White or Black: Which is the best choice? Is white box testing cheating? To me, the answers seem trivial. Nevertheless, recent discussions highlighted that it is not clear for everybody.
White box testing means that the security assessor has access to the entire documentation, the source code and even sometimes an instrumented target of evaluation (TOE). Black box testing means that the security assessor has only access to the TOE and publicly available information. Thus, black box testing mimics the configuration encountered by hackers. Of course, hackers will use any possible means to collect related non-public information, for instance, using social engineering.
Many people believe that black box evaluation is the solution of choice. As it is similar to the hackers’ configuration, it should provide a realistic assessment of the security of the TOE. Unfortunately, this assumption is wrong. The main issue is the asymmetry of the situation. On one side, the black box evaluation is performed by one evaluator or a team of reviewers. On the other side, a legion of hackers probes the product. They may outnumber the evaluators by several magnitudes. They spend more time to discover vulnerabilities. Mathematically, their chance to find an exploit is higher than the likelihood of the evaluators to find the same vulnerability.
Do you evaluate your security to know whether an attacker may breach your system? According to Law 1, this will ineluctably happen. Then, if your evaluation team has not found any problem, you may only conclude that there were no blatant vulnerabilities. You have no idea whether (or rather when) a hacker will find a vulnerability.
Alternatively, do you evaluate the security to make your product more secure, i.e., with fewer vulnerabilities? In that case, you will give the evaluators the best tools to discover vulnerabilities. Therefore, white box testing will be your choice. For the same effort, white box testing will find more security issues than black box testing. Furthermore, the team will pinpoint the faulty part of the system whereas black box testing will disclose how the attacker may succeed but not where the actual issue is. Furthermore, let us assume that the white box assessment discovered a vulnerability through code review. The white box tester has just to explain the mistake and its consequences. For the same vulnerability, the black box tester has to blindly explore random attacks until he/she finds the vulnerability. Then, the evaluator has to write the exploit that demonstrates the feasibility of the attack. The required effort is too big. Thus, in term of Return On Investment (ROI), white box testing is far superior to black box testing. More discovered vulnerabilities for the money!

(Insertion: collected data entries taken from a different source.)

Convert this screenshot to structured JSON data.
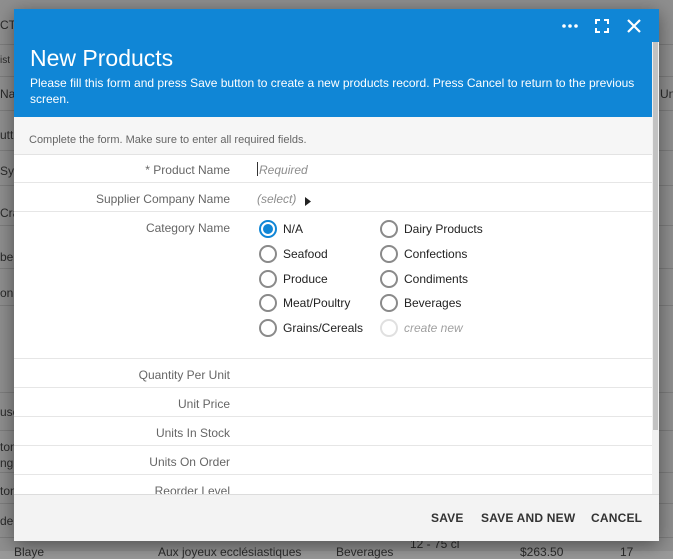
{
  "background": {
    "fragments": [
      "CTS",
      "ist",
      "Na",
      "utt",
      "Sy",
      "Cra",
      "ber",
      "on",
      "use",
      "ton",
      "ng'",
      "ton",
      "de",
      "Un",
      "Blaye",
      "Aux joyeux ecclésiastiques",
      "Beverages",
      "12 - 75 cl",
      "$263.50",
      "17"
    ]
  },
  "modal": {
    "title": "New Products",
    "description": "Please fill this form and press Save button to create a new products record. Press Cancel to return to the previous screen.",
    "hint": "Complete the form. Make sure to enter all required fields.",
    "fields": {
      "product_name": {
        "label": "* Product Name",
        "placeholder": "Required"
      },
      "supplier": {
        "label": "Supplier Company Name",
        "value": "(select)"
      },
      "category": {
        "label": "Category Name",
        "options": [
          "N/A",
          "Seafood",
          "Produce",
          "Meat/Poultry",
          "Grains/Cereals",
          "Dairy Products",
          "Confections",
          "Condiments",
          "Beverages",
          "create new"
        ],
        "selected": "N/A"
      },
      "quantity_per_unit": {
        "label": "Quantity Per Unit"
      },
      "unit_price": {
        "label": "Unit Price"
      },
      "units_in_stock": {
        "label": "Units In Stock"
      },
      "units_on_order": {
        "label": "Units On Order"
      },
      "reorder_level": {
        "label": "Reorder Level"
      }
    },
    "buttons": {
      "save": "SAVE",
      "save_and_new": "SAVE AND NEW",
      "cancel": "CANCEL"
    },
    "icons": [
      "more-icon",
      "maximize-icon",
      "close-icon",
      "dropdown-arrow-icon"
    ]
  },
  "colors": {
    "accent": "#1086d6",
    "header_text": "#ffffff"
  }
}
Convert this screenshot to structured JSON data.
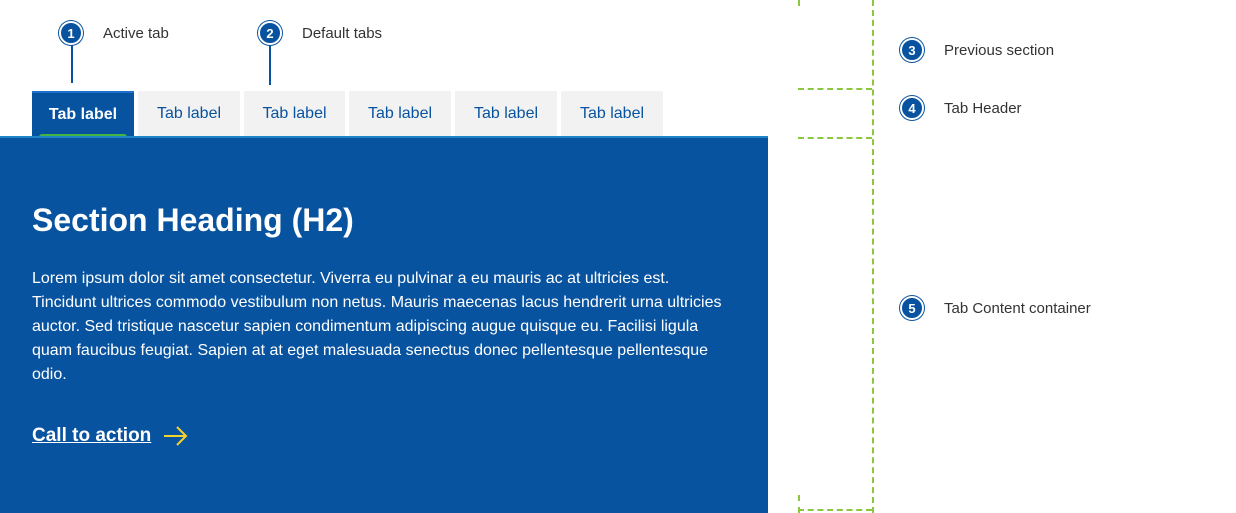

Fixing a vulnerability discovered by white box testing may also be cheaper. It is well known that the earlier a bug is found during the development cycle, the cheaper it is to fix. The same goes for vulnerabilities. As some white box security testing can occur before final integration (design review, code review…), fixing it is earlier thus cheaper than for black box testing which occurs after the final integration.
White box security testing is compliant with Kerckhoffs’s law. The selection of new cryptographic primitives uses white box testing. The algorithm is published for the cryptanalysts to break. ISO27001 is a kind of white box evaluation.
When a company claims that a third party audited the security of its product, in addition to the identity of this third party, it would be great to disclose whether it was white or black box testing. I would favor the first one.
Thus, when possible, prefer white box security testing over black box testing. This is the wise, winning choice. The bounty programs are the only exception. They operate as black box testing. They should be a complement to white box testing but never a replacement. Their ROI is high as you pay only when successful.